Another common question people ask is “how I do find a qualified acupuncture practitioner?” In the United States, various health care providers including licensed acupuncturists (LAc), naturopathic doctors (ND), medical doctors (MD), chiropractors (DC), and dentists (DDS) perform acupuncture. Each state has different laws regarding licensure and training requirements, and some states, including Florida and California, legally regard acupuncturists as primary care providers. The scope of practice and practitioner qualification, therefore, varies greatly from state to state. Those who receive a Master of Science in Acupuncture (MSA) or a Master of Science in Acupuncture and Oriental Medicine (MSAOM) degree, both of which take, on average, three years to obtain, receive extensive high-level training in acupuncture. Some practitioners receive additional training to obtain a Doctorate Degree in Acupuncture and Oriental Medicine (DAOM). If you are seeking out a licensed acupuncturist in your area, check online at www.nccaom.org and click on “find a practitioner.” Remember, word of mouth can be just as important as a list of credentials, so ask your family and friends if they recommend a good acupuncturist.

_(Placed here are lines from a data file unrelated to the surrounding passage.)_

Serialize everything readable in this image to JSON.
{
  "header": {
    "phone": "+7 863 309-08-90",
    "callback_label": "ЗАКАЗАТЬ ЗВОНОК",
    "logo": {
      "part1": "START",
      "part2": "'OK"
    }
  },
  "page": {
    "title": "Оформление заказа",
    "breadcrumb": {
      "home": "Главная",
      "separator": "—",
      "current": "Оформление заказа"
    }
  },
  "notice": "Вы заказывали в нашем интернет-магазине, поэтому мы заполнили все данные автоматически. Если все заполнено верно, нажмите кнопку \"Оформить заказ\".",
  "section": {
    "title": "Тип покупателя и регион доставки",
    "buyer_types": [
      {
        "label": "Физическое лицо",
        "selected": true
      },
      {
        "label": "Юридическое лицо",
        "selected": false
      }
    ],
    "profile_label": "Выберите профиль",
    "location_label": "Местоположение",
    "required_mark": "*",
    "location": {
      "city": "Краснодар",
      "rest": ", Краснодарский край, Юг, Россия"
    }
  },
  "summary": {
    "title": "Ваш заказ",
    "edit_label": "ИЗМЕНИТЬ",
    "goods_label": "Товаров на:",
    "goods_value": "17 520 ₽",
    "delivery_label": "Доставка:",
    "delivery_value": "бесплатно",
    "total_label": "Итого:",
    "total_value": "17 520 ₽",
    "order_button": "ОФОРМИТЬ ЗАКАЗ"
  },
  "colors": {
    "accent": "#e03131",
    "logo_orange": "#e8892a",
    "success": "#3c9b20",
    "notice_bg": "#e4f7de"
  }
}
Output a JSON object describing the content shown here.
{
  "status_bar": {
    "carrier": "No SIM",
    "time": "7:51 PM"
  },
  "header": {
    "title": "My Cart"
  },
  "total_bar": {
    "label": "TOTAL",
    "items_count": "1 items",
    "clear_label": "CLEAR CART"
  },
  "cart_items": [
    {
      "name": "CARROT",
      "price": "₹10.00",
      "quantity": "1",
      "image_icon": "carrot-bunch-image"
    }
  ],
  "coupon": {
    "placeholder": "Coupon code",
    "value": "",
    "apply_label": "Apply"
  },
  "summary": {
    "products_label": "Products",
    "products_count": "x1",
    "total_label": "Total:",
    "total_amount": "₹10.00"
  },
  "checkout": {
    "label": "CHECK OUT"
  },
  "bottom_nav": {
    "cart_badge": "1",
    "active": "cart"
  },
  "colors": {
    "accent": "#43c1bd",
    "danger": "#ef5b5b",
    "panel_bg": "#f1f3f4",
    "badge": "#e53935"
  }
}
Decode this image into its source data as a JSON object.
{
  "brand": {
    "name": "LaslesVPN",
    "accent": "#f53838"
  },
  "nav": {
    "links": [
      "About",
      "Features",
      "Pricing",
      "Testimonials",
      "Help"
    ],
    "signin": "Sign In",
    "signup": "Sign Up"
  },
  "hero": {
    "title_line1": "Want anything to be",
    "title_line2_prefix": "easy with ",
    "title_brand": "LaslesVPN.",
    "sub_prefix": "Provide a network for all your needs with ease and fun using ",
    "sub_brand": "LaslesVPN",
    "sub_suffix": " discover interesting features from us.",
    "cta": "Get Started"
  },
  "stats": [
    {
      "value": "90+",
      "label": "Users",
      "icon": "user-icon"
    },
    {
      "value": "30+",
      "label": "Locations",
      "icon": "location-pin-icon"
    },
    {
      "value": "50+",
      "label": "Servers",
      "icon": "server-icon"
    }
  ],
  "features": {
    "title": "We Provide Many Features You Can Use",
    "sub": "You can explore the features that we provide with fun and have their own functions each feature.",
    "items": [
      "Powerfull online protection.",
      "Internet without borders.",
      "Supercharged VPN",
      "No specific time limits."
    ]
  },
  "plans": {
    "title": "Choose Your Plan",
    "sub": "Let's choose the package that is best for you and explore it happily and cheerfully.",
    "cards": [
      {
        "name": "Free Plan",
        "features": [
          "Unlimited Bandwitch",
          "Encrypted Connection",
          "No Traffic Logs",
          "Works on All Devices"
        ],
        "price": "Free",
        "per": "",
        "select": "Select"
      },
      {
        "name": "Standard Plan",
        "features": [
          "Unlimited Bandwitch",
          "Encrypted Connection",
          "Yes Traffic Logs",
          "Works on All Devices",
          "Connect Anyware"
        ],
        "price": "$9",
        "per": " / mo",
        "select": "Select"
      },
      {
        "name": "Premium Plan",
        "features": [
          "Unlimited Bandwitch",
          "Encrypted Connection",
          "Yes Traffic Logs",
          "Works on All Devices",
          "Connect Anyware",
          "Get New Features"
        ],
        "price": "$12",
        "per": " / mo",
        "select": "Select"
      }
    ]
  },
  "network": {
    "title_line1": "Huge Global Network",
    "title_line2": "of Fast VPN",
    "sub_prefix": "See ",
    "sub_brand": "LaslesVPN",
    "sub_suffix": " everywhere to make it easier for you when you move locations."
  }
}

As more people demand a holistic approach to treating disease, it is imperative to include acupuncture in the current medical model. It is no coincidence that acupuncture is one of the oldest systems of medicine in the world, and has survived for so long because of its success in helping relieve human suffering. One day you may visit a reputable acupuncturist and wonder why he or she is looking at your tongue and feeling your pulse. Rest assured, this system of medicine is profoundly powerful.
World Heath Organization. Acupuncture: Review and Analysis of Reports of Controlled Clinical Trials. Geneva, 2003.